Hala savunuyor muyum?
Savunma konumumu terk etmedim.
Neden sıralamamda seçimler ilk sırada değil.
Önce seçme ve belki devamında seçilme hakkı bahane olur ve kaydolmayla dünyanın değişik köşelerindeki Kıbrıslı Türk kardeşlerimizle ilgili detaylı sayısal bilgi sahibi oluruz.
Seçme hakkı bir anlamda KKTC’ye, ülkemize ilgilerini artırıp, sahiplenme duygularına katkı koyabilir.
***
Gelelim farklı görüşlere…
‘Yurt dışında ve farklı konforla yaşayan yurttaşların, ülke kaderinde söz hakkı elde etmesi, sorgulanırdır.’
Yurt dışında yaşayanların kendi ülkelerinde oy istikametlerinin netleşmesinde, orijinal ülkelerinin koşulları, sıkıntıları ve beklentilerinden çok yurt dışında yaşadıkları ülkelerde yabancı politikaları, dıştan bakış etkileşimleri etkili oluyor.
Türkiye’den özellikle sosyal medyaya yansıyan sokak röportajlarında, yaklaşım farklılıklarının net olduğu da örneklerle anlatılıyor.

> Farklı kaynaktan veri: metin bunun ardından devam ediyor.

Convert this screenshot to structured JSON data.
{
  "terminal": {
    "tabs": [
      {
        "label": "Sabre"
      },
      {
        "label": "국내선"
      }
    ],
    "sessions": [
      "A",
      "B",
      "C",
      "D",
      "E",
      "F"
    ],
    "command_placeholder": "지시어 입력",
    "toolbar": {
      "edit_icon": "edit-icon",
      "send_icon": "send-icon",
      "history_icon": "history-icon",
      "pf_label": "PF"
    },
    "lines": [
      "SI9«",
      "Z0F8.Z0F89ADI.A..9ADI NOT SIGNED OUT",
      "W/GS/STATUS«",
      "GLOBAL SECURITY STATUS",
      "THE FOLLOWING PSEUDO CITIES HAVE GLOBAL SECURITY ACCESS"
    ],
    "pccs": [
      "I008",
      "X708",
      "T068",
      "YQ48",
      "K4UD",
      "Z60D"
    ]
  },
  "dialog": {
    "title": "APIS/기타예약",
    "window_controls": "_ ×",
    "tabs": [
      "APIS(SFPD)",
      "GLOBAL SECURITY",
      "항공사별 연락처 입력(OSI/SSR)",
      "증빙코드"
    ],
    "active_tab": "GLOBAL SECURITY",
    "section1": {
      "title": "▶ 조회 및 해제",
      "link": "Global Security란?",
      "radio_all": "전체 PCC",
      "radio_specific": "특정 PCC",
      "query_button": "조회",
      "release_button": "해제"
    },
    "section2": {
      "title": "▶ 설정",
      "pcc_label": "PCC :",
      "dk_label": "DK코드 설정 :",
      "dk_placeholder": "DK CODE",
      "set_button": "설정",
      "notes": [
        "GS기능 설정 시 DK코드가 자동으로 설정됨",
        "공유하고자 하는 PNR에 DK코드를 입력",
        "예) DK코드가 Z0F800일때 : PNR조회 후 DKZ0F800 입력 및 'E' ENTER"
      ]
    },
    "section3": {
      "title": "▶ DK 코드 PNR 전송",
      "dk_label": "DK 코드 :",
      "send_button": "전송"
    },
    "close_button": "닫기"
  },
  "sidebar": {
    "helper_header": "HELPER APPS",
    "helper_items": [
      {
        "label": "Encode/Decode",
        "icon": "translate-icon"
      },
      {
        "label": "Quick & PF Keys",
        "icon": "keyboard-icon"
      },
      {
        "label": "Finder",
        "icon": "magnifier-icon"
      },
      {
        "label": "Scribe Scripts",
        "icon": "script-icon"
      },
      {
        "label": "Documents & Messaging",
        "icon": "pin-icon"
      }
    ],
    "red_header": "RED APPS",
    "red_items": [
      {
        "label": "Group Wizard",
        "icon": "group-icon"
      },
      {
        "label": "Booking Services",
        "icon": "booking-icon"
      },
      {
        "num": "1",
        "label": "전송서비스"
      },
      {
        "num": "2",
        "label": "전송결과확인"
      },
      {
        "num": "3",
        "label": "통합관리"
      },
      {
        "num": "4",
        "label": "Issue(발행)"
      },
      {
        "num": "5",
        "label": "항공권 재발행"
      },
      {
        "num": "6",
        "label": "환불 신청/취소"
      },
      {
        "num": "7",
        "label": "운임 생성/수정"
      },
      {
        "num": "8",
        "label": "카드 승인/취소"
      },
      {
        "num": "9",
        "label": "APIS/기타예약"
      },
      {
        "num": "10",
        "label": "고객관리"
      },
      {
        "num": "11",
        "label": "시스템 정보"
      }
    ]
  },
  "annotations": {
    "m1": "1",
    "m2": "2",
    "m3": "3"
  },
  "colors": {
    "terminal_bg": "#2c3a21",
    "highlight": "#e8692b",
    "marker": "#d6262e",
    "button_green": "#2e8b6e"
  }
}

Türkiye’deki uygulamada, yurt dışı seçmen kütüğüne kayıtlı her seçmen, milletvekili genel seçimi, Cumhurbaşkanı seçimi ve halkoylamasında, yurt dışı temsilciliklerde ve gümrük kapılarında kurulacak sandıklarda oy verme hakkına sahiptir.
***
19 Ekim Cumhurbaşkanlığı seçimi için sayılı günler kaldı.
Sonrasında yurt dışında yaşayan KKTC Vatandaşlarının oy kullanma ya da seçme–seçilme hakkı masaya yatırılmalı.
Son söz yasama organında Cumhuriyet Meclisinde söylenecek olsa da önce üniversitelerimizin bilimsel desteğiyle alternatif yaklaşımlar dosyalanmalı.
Şu ana kadar bu konu her gündeme geldiğinde siyasiler genelde popülist yaklaşımlarla görüş ortaya koyuyor.
İlginçtir… Yurt dışına son 30-40 yılda gidenlerle, 1974 öncesi gidenlerin KKTC’ye siyasi bakış açılarında farklılıklar var.
1974 öncesi Kuzey Kıbrıs’ta kötü yönetimin etkisiyle yurt dışına gidenlerin, KKTC’deki siyasi iktidarlara muhalif duruşuna karşılık, daha eskilerde gidenlerin daha milliyetçi bir yaklaşımı dikkat çekiyor.